Decades have elapsed since Alan Bullock wrote Parallel Lives, tracing connections and counterpoints in the lives of Hitler and Stalin.
Now Laurence Rees, former head of the BBC's TV History unit, has decided to use "millions of words of original eyewitness testimony" to have another go.
Some of Rees' points of similarity are banal. Hitler and Stalin "both came from outside the mainstream", each "dressed modestly", neither trusted any "intimate confidante", yet the two ended up as "the two most powerful warlords the world had ever seen".
More ambitiously and contentiously, Rees claims that "they both believed they had uncovered the secret of existence". Moreover, "both of them offered a vision of a future utopia".

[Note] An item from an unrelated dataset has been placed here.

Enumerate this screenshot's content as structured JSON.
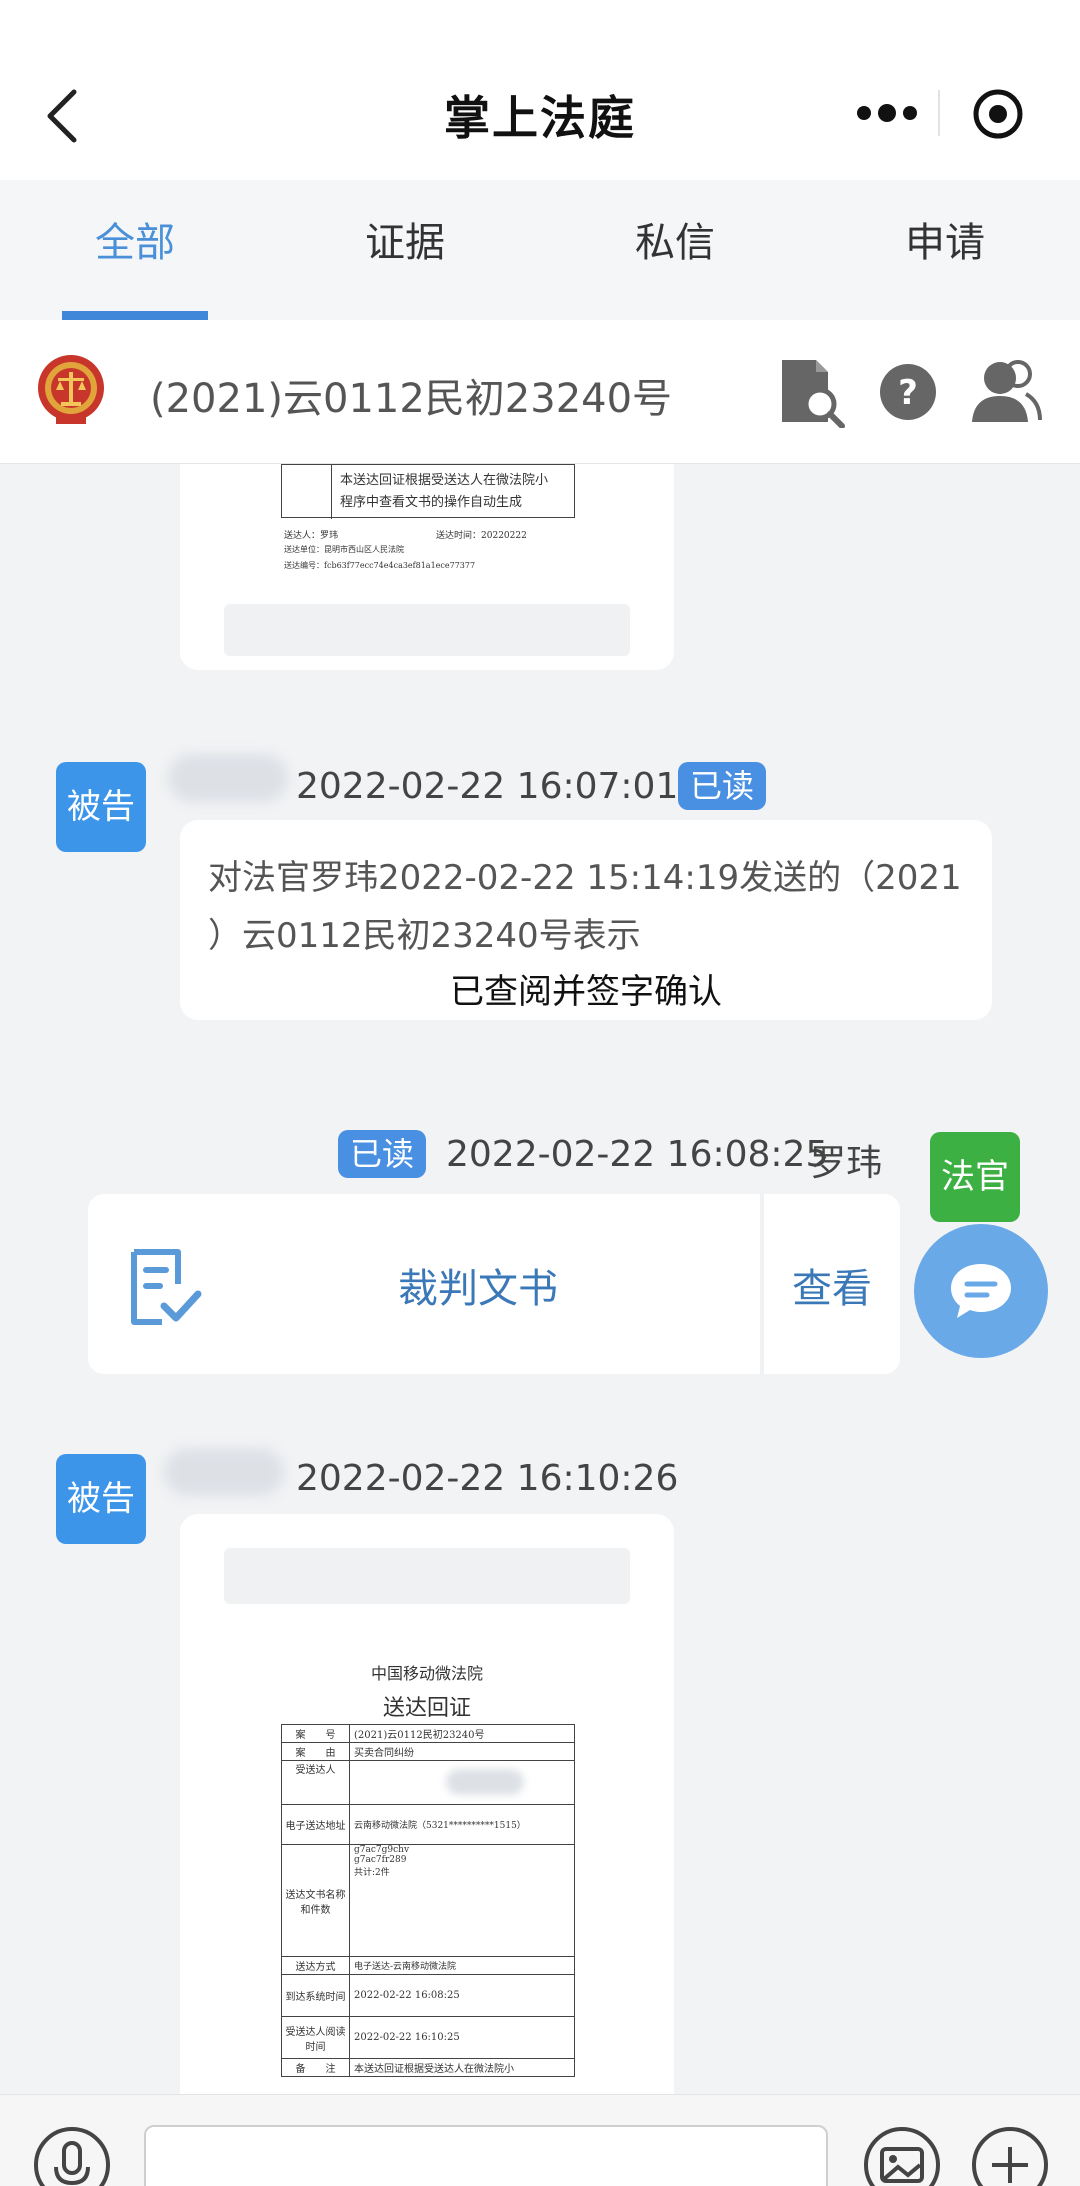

Rees is a bit more interesting when he appraises differences in work methods.
He maintains that Hitler remained "always suspicious of any institutional attempt to restrict him" and was prepared to "dismantle any centralised structure that could potentially usurp him".
By contrast, Rees argues that Stalin's "own personality exactly matched what the new structures of the Soviet state required".
That thought is perhaps the wrong way around: the structures were moulded to suit a mistrustful, bureaucratic micro-manager.
Pitching one more book to add to the huge Hitler-Stalin library requires both finesse and panache.
Insisting on moral equivalence between the two tyrants would be a dead end.
Rees draws well on his sources, quoting them to impart a vividly unfiltered personal touch to events.
While that commentary may not change essential judgments about Hitler or Stalin, the asides are illuminating and often touching.
Nonetheless, a general reader may well already know the story of Barbarossa, the Nazi invasion of Russia, surely the most decisive military campaign in history.
As for a specialist, she can turn to Volker Ullrich or Ian Kershaw on Hitler, to Stephen Kotkin on Stalin, or back to Anthony Beevor for some battles.
My copy of Rees' book is littered with question marks, but that quibbling is a back-handed tribute to the cogent, pungent way in which Rees' opinions are expressed.
He suggests that Nazis might well have asked whether they possessed "the resources they needed in order to get the resources they wanted".
He indicts naked fear and "a blame culture that was all pervasive" for the failure to sack Stalin in 1941.
Throughout, the book is admirably combative.